Faced with these compounding constraints, the Trajectory team began evaluating infrastructure providers capable of provisioning persistent sandboxes rapidly and at scale. Yet, reliability proved elusive, with some platforms experiencing failure rates as high as 30% under Trajectory’s workloads.

That’s when Michael discovered Daytona. Their sandbox infrastructure was purpose-built for agentic workloads and engineered to handle the heavy demands of RL training at scale, making it a natural fit for Trajectory.

We needed thousands of simultaneous environments spinning up instantly in parallel. Most of the infrastructure that exists today wasn't built for these demands, except for Daytona.

Michael Elabd

Co-Founder and CTO of Trajectory

02 -- SOLUTION

Fast, Concurrent Sandboxes That Power Long-Running RL Training

Trajectory integrated Daytona into its RL post-training stack through the platform’s Python SDK. While the process was seamless, Daytona’s leadership set up a shared Slack channel on day one to answer integration questions in real time.

With that foundation in place, Trajectory now runs its RL training loops on reliable, agent-native sandbox infrastructure. For every customer, Michael and his team use Daytona’s Snapshots feature to pre-configure sandboxes that replicate relevant tools, repositories, and workflows. In one deployment, they replicated a customer’s Salesforce instance, product documentation, and FAQs so agents could train on the same systems used in production.

These reusable templates eliminate repetitive setup work, unlocking faster sandbox provisioning. Combined with Daytona’s warm pool of snapshot-based sandboxes, startup times have dropped from 30 minutes to seconds. That speed enables Trajectory to run RL training loops at the pace their pipeline demands, accelerating model iteration and increasing training throughput.

Once provisioned, each sandbox runs for as long as a task requires. Throughout that window, it remains fully stateful, so modified files, actions, and context accumulated by the agent are preserved in real time. That continuity means each training cycle produces a more capable, accurate, and cost-efficient model than the last.

Critically, that performance scales. Daytona runs directly on bare metal with a proprietary scheduler, bypassing the overhead of traditional VM orchestration. This architecture enables Trajectory’s engineers to provision thousands of sandboxes in parallel, each one fully isolated to ensure reproducible results.

With Daytona’s integrated lifecycle controls, sandboxes are torn down automatically, freeing RAM, CPU, and storage. At the volume Trajectory operates, that precision keeps compute consumption tightly coupled to active training work. In turn, Michael can redeploy these resources toward new training runs.

Beyond the infrastructure itself, Daytona has become a strategic partner in Trajectory’s RL operations.
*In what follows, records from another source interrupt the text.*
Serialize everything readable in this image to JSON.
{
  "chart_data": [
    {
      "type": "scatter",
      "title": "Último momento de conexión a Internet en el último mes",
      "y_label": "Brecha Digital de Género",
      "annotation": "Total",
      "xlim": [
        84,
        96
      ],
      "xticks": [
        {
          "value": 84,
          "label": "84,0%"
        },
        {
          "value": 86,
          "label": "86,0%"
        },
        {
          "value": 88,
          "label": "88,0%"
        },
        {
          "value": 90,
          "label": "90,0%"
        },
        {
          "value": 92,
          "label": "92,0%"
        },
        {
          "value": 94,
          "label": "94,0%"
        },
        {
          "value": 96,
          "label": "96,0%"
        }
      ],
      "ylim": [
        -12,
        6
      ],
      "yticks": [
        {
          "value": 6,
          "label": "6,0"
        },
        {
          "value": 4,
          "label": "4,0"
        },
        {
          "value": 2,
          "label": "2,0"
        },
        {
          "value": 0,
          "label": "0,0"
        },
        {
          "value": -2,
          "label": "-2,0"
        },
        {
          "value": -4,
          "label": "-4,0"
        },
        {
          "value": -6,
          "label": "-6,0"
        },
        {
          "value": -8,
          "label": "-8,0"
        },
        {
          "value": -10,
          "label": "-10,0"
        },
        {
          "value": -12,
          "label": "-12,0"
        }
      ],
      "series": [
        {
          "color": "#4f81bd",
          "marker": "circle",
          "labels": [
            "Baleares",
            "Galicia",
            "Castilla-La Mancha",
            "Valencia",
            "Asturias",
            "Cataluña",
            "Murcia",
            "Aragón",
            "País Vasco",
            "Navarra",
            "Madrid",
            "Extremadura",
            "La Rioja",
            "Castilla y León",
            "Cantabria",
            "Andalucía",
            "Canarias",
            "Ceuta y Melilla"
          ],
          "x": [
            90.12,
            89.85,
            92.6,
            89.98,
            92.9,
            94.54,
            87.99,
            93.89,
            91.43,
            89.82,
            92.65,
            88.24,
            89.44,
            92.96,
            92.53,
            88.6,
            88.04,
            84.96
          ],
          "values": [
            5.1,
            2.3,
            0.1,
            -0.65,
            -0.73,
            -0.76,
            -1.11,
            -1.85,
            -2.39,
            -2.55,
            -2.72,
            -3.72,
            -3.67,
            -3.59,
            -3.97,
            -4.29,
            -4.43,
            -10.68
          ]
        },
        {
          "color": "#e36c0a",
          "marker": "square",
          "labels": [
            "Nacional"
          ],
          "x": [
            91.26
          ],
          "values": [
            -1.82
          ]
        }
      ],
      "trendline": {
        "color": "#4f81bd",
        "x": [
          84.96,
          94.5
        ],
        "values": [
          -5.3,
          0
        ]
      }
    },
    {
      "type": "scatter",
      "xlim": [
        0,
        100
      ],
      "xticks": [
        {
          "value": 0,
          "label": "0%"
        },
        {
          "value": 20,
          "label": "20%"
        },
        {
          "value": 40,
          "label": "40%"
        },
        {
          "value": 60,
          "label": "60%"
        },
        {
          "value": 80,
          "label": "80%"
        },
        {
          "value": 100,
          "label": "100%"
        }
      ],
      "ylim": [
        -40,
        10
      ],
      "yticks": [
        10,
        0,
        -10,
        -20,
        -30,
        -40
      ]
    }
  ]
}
Even after integration, the team remains closely involved, answering questions within minutes and conducting proactive check-ins. And because Daytona’s stack provides deep visibility into sandbox behavior, Trajectory’s engineers gain the insights they need to optimize performance and iterate across their RL pipelines.
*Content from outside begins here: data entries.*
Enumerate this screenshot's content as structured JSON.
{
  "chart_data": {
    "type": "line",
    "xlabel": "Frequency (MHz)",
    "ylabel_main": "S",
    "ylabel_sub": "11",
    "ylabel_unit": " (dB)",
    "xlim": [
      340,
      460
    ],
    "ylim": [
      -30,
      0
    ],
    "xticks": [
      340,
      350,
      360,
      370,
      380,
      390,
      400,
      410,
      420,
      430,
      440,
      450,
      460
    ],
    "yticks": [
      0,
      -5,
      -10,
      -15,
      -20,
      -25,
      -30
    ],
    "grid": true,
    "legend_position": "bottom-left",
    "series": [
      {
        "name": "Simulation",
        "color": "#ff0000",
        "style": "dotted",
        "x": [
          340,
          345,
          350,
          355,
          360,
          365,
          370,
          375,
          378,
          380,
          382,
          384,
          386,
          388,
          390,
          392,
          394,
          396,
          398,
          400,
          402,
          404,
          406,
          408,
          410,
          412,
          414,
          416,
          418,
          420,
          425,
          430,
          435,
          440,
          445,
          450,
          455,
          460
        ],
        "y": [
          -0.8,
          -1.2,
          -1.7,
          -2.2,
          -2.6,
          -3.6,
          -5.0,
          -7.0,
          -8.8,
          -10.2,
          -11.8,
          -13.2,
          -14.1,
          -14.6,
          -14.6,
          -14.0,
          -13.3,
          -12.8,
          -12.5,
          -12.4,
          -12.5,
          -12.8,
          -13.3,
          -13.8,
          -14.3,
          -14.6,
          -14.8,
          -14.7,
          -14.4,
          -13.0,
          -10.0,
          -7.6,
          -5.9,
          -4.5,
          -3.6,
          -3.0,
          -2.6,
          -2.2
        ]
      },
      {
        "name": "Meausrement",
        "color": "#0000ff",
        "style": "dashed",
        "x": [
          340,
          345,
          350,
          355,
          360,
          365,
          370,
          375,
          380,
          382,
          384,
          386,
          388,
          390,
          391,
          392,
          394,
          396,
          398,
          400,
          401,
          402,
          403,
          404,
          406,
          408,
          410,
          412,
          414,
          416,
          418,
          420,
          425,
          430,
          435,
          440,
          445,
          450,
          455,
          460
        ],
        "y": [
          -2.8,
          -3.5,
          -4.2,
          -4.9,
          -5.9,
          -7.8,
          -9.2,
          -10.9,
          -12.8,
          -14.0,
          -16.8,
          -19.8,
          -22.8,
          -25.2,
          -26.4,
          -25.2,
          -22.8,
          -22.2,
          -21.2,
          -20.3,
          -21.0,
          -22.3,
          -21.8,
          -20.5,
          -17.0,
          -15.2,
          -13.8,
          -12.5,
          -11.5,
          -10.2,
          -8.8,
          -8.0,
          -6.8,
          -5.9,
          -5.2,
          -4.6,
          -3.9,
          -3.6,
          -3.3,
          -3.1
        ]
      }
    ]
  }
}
Daytona lets us spin up environments that used to take up to 30 minutes in under five seconds. And we can do that for thousands of sandboxes at once, which is what makes efficient RL post-training possible.

Michael Elabd

Co-Founder and CTO of Trajectory

03 -- RESULT

Trajectory Provisions 700k Sandboxes With Daytona

With Daytona, Trajectory turns real-world production interactions into frontier-grade models that continuously improve their customers' products. By provisioning thousands of concurrent sandboxes on demand, Michael and his team run RL training at the pace continual learning requires, accelerating model optimization for every customer.
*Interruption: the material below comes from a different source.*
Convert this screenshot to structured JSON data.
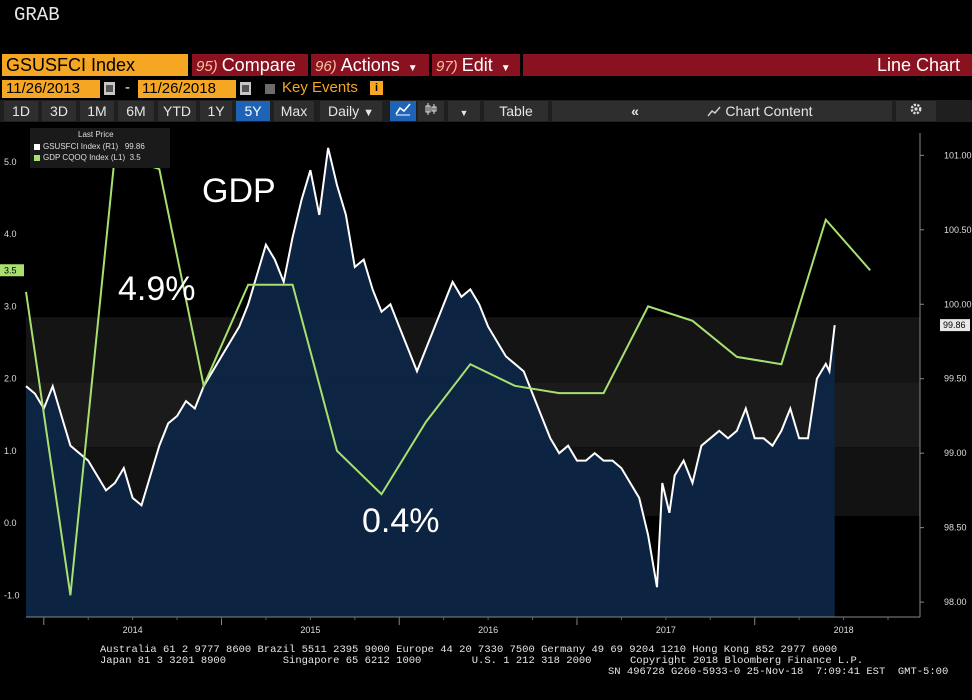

99.6% faster sandbox provisioning
700k sandboxes provisioned with Daytona
15+ hours of engineering time saved monthly

Looking ahead, Michael expects Trajectory’s reliance on Daytona to deepen as the team scales continual learning to more customers and more complex environments. As Trajectory brings an intelligence layer to more products, Daytona remains a key partner that frees Michael and his team to focus on model enhancements rather than infrastructure management.